Hashicorp

How To: Launch A Jump Host In AWS Using Terraform

I have been a Hashicorp fan boy for a couple of years now. I am impressed, and happy with pretty much everything they have done from Vagrant to Consul and more. In short they make the DevOps world a better place. That being said this article is about the aptly named Terraform product. Here is how Hashicorp describes Terraform in their own words…

“Terraform enables you to safely and predictably create, change, and improve production infrastructure. It is an open source tool that codifies APIs into declarative configuration files that can be shared amongst team members, treated as code, edited, reviewed, and versioned.”

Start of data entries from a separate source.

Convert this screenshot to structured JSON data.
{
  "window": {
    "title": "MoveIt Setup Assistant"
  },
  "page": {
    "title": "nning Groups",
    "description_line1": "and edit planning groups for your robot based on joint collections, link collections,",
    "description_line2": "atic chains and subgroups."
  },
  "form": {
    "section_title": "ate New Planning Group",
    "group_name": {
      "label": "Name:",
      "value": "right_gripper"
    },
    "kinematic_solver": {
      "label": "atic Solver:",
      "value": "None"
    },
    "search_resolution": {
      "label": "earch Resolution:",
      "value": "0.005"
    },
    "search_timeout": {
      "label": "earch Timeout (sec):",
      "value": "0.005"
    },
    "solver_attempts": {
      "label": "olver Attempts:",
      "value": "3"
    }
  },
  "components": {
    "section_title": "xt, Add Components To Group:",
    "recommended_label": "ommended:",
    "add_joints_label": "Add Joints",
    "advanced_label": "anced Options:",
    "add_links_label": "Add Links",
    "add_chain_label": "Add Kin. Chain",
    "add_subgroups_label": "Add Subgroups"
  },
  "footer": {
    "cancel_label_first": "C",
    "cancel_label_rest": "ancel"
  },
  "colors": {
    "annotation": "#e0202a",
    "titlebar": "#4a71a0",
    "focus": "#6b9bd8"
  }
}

Interestingly, enough it doesn’t point out, but in a way implies it by omitting anything about providers that Terraform is multi-cloud (or cloud agnostic). Terraform works with AWS, GCP, Azure and Openstack. In this article we will be covering how to use Terraform with AWS.

Step 1, download Terraform, I am not going to cover that part 😉
https://www.terraform.io/downloads.html

Step 2, Configuration…

Configuration

Hashicorp uses their own configuration language for Terraform, it is fully JSON compatible, which is nice.. The details are covered here https://github.com/hashicorp/hcl.

After downloading and installing Terraform, its time to start generating the configs.

AWS IAM Keys

AWS keys are required to do anything with Terraform. You can read about how to generate an access key / secret key for a user here : http://docs.aws.amazon.com/IAM/latest/UserGuide/id_credentials_access-keys.html#Using_CreateAccessKey

Terraform Configuration Files Overview

When you execute the terraform commands, you should be within a directory containing terraform configuration files. Those files ending in a ‘.tf’ extension will be loaded by Terraform in alphabetical order.

Before we jump into our configuration files for our Jump box, it may be helpful to review a quick primer on the syntax here https://www.terraform.io/docs/configuration/syntax.html

& some more advanced features such as lookup here https://www.terraform.io/docs/configuration/interpolation.html

Most users of Terraform choose to make their configs modular resulting in multiple .tf files with names like main.tf, variables.tf and data.tf… This is not required…you can choose to put everything in one big Terraform file, but I caution you modularity/compartmentalization is always a better approach than one monolithic file. Let’s take a look at our main.tf

Main.tf

Typically if you only see one terraform config file, it is called main.tf, most commonly there will be at least one other file called variables.tf used specifically for providing values for variables used in other TF files such as main.tf. Let’s take a look at our main.tf file section by section.

Provider

The provider keyword is used to identify the platform (cloud) you will be talking to, whether it is AWS, or another cloud. In our case it is AWS, and define three configuration items, an access key, secret key, and a region all of which we are inserting variables for, which will later be looked up / translated into real values in variables.tf

provider "aws" {
        access_key = "${var.aws_access_key_id}"
        secret_key = "${var.aws_secret_access_key}"
        region = "${var.aws_region}"
}

Resource aws_instance

This section defines a resource, which is an “aws_instance” that we are calling “jump_box”. We define all configuration requirements for that instance. Substituting variable names where necessary, and in some cases we just hard code the value. Notice we are attaching two security groups to the instance to allow for ICMP & SSH. We are also tagging our instance, which is critical an AWS environment so your administrators/teammates have some idea about the machine that is spun up and what it is used for.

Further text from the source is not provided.